Rothbard made the claim that the oppressors are staying strangely silent, attempting to make the point that no institution of oppression exists. The ‘patriarchy’ has never made any official statement. Ever. Because it can’t, for it does not exist.

The similarities to Women’s Liberation and modern feminism do not end there, though. Rothbard faced his own time’s wage gap, which was much larger at the time. At the time, reports were that women only made 58% of what men make, rather than today’s 80%. He quickly made the economic explanation for this occurrence, debunking the idea that it is because of a shadow oppressor.

The strongest attack, though, comes in Rothbard’s defense of capitalism, which is as follows:

It should be emphasized that, in contrast to the Women’s Lib forces who tend to blame capitalism as well as male tyrants for centuries-old discrimination, it was precisely capitalism and the “capitalist revolution” of the 18th and 19th centuries that freed women from male oppression, and set each woman free to find her best level. It was the feudal and pre-capitalist, pre-market society that was marked by male oppression; it was that society where women were chattels of their fathers and husbands, where they could own no property of their own, etc. Capitalism set women free to find their own level, and the result is what we have today.
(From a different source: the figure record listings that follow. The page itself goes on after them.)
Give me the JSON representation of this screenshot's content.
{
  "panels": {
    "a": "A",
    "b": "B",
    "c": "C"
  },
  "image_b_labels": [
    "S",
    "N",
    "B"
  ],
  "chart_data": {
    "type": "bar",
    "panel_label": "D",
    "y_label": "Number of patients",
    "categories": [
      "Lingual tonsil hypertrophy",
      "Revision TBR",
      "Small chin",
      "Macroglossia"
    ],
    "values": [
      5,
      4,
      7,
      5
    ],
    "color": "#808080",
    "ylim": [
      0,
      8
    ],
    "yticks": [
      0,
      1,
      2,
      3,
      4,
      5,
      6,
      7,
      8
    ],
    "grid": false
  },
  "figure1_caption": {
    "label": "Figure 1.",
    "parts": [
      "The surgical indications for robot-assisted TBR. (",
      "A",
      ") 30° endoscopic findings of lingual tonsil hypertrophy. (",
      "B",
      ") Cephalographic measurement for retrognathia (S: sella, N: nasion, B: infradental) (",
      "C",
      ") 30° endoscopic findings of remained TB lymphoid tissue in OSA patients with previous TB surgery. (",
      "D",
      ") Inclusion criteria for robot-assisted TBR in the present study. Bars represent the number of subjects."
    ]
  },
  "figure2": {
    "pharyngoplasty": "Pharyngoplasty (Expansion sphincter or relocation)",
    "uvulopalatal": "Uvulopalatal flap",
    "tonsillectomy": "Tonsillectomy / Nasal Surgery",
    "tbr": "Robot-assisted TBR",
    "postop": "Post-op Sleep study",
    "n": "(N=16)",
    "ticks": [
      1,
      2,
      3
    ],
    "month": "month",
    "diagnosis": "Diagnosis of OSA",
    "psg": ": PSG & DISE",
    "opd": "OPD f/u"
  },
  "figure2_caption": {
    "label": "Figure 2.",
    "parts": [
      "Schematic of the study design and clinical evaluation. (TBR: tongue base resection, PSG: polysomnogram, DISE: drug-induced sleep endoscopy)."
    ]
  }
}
Clearly, Murray Rothbard has never articulated any disdain for females as a category of humanity. His attacks on the suffrage movement were not based on its goal of the ability for women to be able to vote, but rather, they were well founded on distaste for prohibition and welfare. Furthermore, Rothbard attacked the Women’s Liberation movement for the same reason libertarians widely attack feminism today; Women’s Lib and feminism are ill-defined, turning them into destructive societal forces rife with economic fallacy. These two Rothbardian writings should not be a turnoff when looking for liberty, and Murray Rothbard should not be seen as a sexist woman hater.